Serious things like Ableist language in the media coverage of the Arizona tragedy (it doesn’t matter if he’s mentally ill on one level – a court has ruled him competent to stand trial. And it’s harmful to all the people who live with mental illnesses to say “Oh, he’s crazy, that’s why he shot those people”). And I’d love to contribute to the “Give This To My Daughter” blogging that’s going on, even though hypothetical future children are the hardest to shop for and write letters to.
I also want to give you guys a rundown of The First Meeting Of The Best Ever Book Club – The Room, Homecoming (for me), Many Waters (for her), S’mac (goat cheese, muenster, andouille sausage, mushrooms, rosemary) and crepes (dark chocolate and raspberry, strawberry and lemon) because the books were awesome and our innovative clubbing model is faboo.
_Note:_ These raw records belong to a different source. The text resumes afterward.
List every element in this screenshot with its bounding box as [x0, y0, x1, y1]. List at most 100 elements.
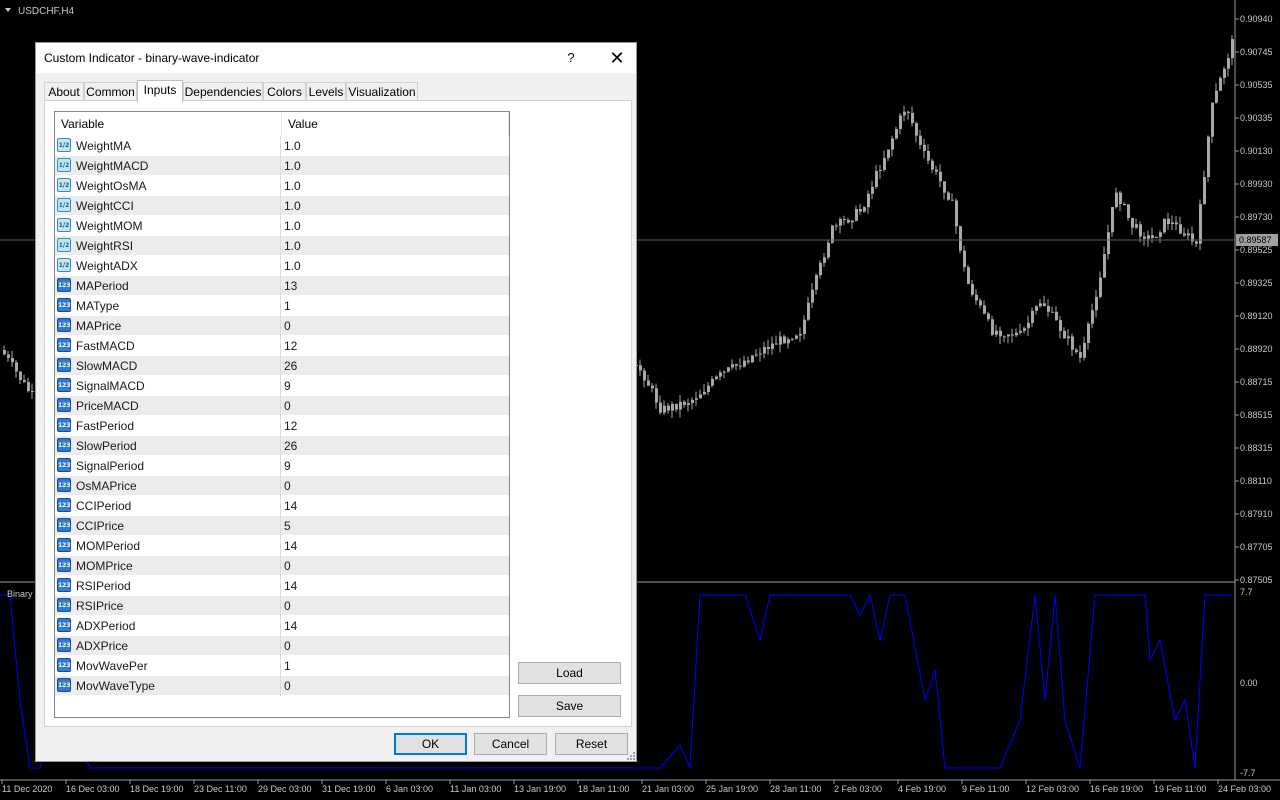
header-variable[interactable]: Variable — [55, 112, 282, 136]
value-cell[interactable]: 0 — [282, 596, 509, 616]
help-button[interactable]: ? — [556, 48, 586, 68]
candle-body — [1159, 232, 1162, 237]
value-cell[interactable]: 12 — [282, 336, 509, 356]
table-row[interactable]: 1/2 WeightOsMA 1.0 — [55, 176, 509, 196]
variable-value: 0 — [284, 559, 291, 573]
value-cell[interactable]: 9 — [282, 456, 509, 476]
table-row[interactable]: 123 OsMAPrice 0 — [55, 476, 509, 496]
value-cell[interactable]: 26 — [282, 436, 509, 456]
tab-levels[interactable]: Levels — [306, 82, 346, 100]
variable-value: 14 — [284, 619, 298, 633]
candle-body — [1115, 192, 1118, 208]
table-row[interactable]: 123 SignalPeriod 9 — [55, 456, 509, 476]
table-row[interactable]: 123 MAPrice 0 — [55, 316, 509, 336]
table-row[interactable]: 1/2 WeightADX 1.0 — [55, 256, 509, 276]
indicator-tick-label: 7.7 — [1240, 587, 1253, 597]
price-tick-label: 0.87910 — [1240, 509, 1273, 519]
tab-colors[interactable]: Colors — [263, 82, 306, 100]
table-row[interactable]: 123 SlowPeriod 26 — [55, 436, 509, 456]
ok-button[interactable]: OK — [394, 733, 467, 755]
candle-body — [1131, 218, 1134, 228]
table-row[interactable]: 123 ADXPeriod 14 — [55, 616, 509, 636]
candle-body — [839, 219, 842, 226]
table-row[interactable]: 1/2 WeightRSI 1.0 — [55, 236, 509, 256]
candle-body — [943, 181, 946, 193]
value-cell[interactable]: 13 — [282, 276, 509, 296]
variable-name: WeightADX — [76, 259, 138, 273]
value-cell[interactable]: 1.0 — [282, 156, 509, 176]
load-button[interactable]: Load — [518, 662, 621, 684]
variable-value: 0 — [284, 319, 291, 333]
table-row[interactable]: 123 CCIPeriod 14 — [55, 496, 509, 516]
value-cell[interactable]: 26 — [282, 356, 509, 376]
table-row[interactable]: 123 MOMPeriod 14 — [55, 536, 509, 556]
save-button[interactable]: Save — [518, 695, 621, 717]
table-row[interactable]: 123 SlowMACD 26 — [55, 356, 509, 376]
candle-body — [835, 225, 838, 227]
value-cell[interactable]: 14 — [282, 536, 509, 556]
table-row[interactable]: 123 MOMPrice 0 — [55, 556, 509, 576]
header-value[interactable]: Value — [282, 112, 509, 136]
inputs-table[interactable]: Variable Value 1/2 WeightMA 1.0 1/2 WeightMA… — [54, 111, 510, 718]
value-cell[interactable]: 0 — [282, 476, 509, 496]
tab-visualization[interactable]: Visualization — [346, 82, 418, 100]
table-row[interactable]: 1/2 WeightCCI 1.0 — [55, 196, 509, 216]
table-row[interactable]: 123 FastPeriod 12 — [55, 416, 509, 436]
candle-body — [743, 360, 746, 367]
value-cell[interactable]: 0 — [282, 396, 509, 416]
tab-inputs[interactable]: Inputs — [137, 80, 183, 102]
value-cell[interactable]: 1 — [282, 296, 509, 316]
table-row[interactable]: 123 MAType 1 — [55, 296, 509, 316]
value-cell[interactable]: 1.0 — [282, 136, 509, 156]
variable-value: 26 — [284, 439, 298, 453]
variable-value: 0 — [284, 399, 291, 413]
value-cell[interactable]: 12 — [282, 416, 509, 436]
candle-body — [895, 129, 898, 139]
table-row[interactable]: 123 RSIPeriod 14 — [55, 576, 509, 596]
value-cell[interactable]: 1.0 — [282, 176, 509, 196]
candle-body — [791, 338, 794, 340]
value-cell[interactable]: 1 — [282, 656, 509, 676]
value-cell[interactable]: 14 — [282, 496, 509, 516]
candle-body — [1207, 136, 1210, 178]
table-row[interactable]: 1/2 WeightMOM 1.0 — [55, 216, 509, 236]
cancel-button[interactable]: Cancel — [474, 733, 547, 755]
value-cell[interactable]: 1.0 — [282, 216, 509, 236]
value-cell[interactable]: 0 — [282, 636, 509, 656]
tab-common[interactable]: Common — [84, 82, 137, 100]
table-row[interactable]: 123 RSIPrice 0 — [55, 596, 509, 616]
table-row[interactable]: 123 MAPeriod 13 — [55, 276, 509, 296]
close-button[interactable]: ✕ — [602, 46, 632, 70]
tab-dependencies[interactable]: Dependencies — [183, 82, 263, 100]
integer-type-icon: 123 — [57, 418, 71, 432]
price-tick-label: 0.88920 — [1240, 344, 1273, 354]
candle-body — [1047, 305, 1050, 312]
time-tick-label: 19 Feb 11:00 — [1154, 784, 1206, 794]
table-row[interactable]: 1/2 WeightMACD 1.0 — [55, 156, 509, 176]
table-row[interactable]: 123 SignalMACD 9 — [55, 376, 509, 396]
table-row[interactable]: 1/2 WeightMA 1.0 — [55, 136, 509, 156]
value-cell[interactable]: 1.0 — [282, 236, 509, 256]
tab-about[interactable]: About — [44, 82, 84, 100]
variable-cell: 1/2 WeightOsMA — [55, 176, 281, 196]
table-row[interactable]: 123 MovWaveType 0 — [55, 676, 509, 696]
table-row[interactable]: 123 MovWavePer 1 — [55, 656, 509, 676]
value-cell[interactable]: 0 — [282, 316, 509, 336]
table-row[interactable]: 123 PriceMACD 0 — [55, 396, 509, 416]
value-cell[interactable]: 14 — [282, 616, 509, 636]
reset-button[interactable]: Reset — [555, 733, 628, 755]
value-cell[interactable]: 9 — [282, 376, 509, 396]
value-cell[interactable]: 1.0 — [282, 256, 509, 276]
table-row[interactable]: 123 CCIPrice 5 — [55, 516, 509, 536]
table-row[interactable]: 123 FastMACD 12 — [55, 336, 509, 356]
value-cell[interactable]: 1.0 — [282, 196, 509, 216]
value-cell[interactable]: 0 — [282, 676, 509, 696]
table-row[interactable]: 123 ADXPrice 0 — [55, 636, 509, 656]
value-cell[interactable]: 5 — [282, 516, 509, 536]
integer-type-icon: 123 — [57, 338, 71, 352]
value-cell[interactable]: 14 — [282, 576, 509, 596]
resize-grip-icon[interactable] — [626, 751, 636, 761]
candle-body — [1107, 232, 1110, 255]
dialog-title-bar[interactable]: Custom Indicator - binary-wave-indicator… — [36, 43, 636, 73]
value-cell[interactable]: 0 — [282, 556, 509, 576]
But instead I’m going to bitch about jerks at the dog park. Because That Is What Park Slopers Do. Until they have kids. At which point they bitch about the nannies?
I’ve got some simple Dos and Don’ts for you, dog parkers, based on lo these many weeks of taking the Gracie for her late mid-afternoon constitutional.
- Let your dog off the leash in the appropriate area, of course. Once there was this woman who was just walking her dog around the be-fenced enclosure. WTF. Who is having fun in that scenario?
- Make sure your dog is not a sociopath. One of the two other dogs on our floor is apparently REALLY MAD that there are other dogs in the world. Another regular dog run denizen is a six month old, un-fixed hound who actually plays pretty well with Gracie but who is either an instigator or a target of Alpha Male ‘Tude Battles with every other dog in the run. And his owner thinks it’s cute.
- Pet other people’s dogs when they run up say hello. It’s sweet, it shows you’re not a murderer, eventually it WILL RESULT in us falling in love, so DO THE LEG WORK.
- Think it’s cute when your dog is a sociopath. This week Gracie was being doghandled by a scrappy mini-Shepard-looking-mutt, and he actually got a yelp or two out of her. Naturally I go into full on AVENGE mode (which manifests itself in scooping the squirming wonder off the ground for a few minutes) assuming the owners would discipline, rein in, call off their dog. They did not. It was annoying and they didn’t apologize until they were almost through the gate 10 minutes later. Hmph.
- Bring your small mobile children with you to the dog run. It would be super easy to put the stroller on one side of the fence (and stay with it) while putting your dog on the other side. This one mom brought her kids, maybe 3 and 18 months into the dog run and then proceeded to freak out when any dogs got too close to them. Or they tried to touch anything. Or Gracie tried to say hi to her dog. If getting knocked over is something you really do not want for your children, why bring them to a dog run?!
- Pick up someone else’s dog. This actually applies also to cuffing, nudging, kneeing and smacking. Thanks for helping us work on Gracie’s “Down” training by crossing your arms. NO THANKS for the gratuitous smackdown you gave her – I am glad your dog just reared up and planted pup prints on your back.
Kvetching aside, I really like having a place to take Gracie where she can make doggie friends and nobody has to learn anyone’s name. Occasionally a new dog owner comes in and forces the issue and everyone’s super uncomfortable. The best is when G-Money finds a playmate who is just her size, and then it’s like that scene in X-Men 3 where Wolverine was fighting that other ademantium-clad chick or a clash of the puppy titans or something. If you have a dog, bring it on by and Gracie will kiss them on the mouth within minutes of meeting them. I don’t know how to teach “Gracie, be more reserved” with a simple command-treat exercise.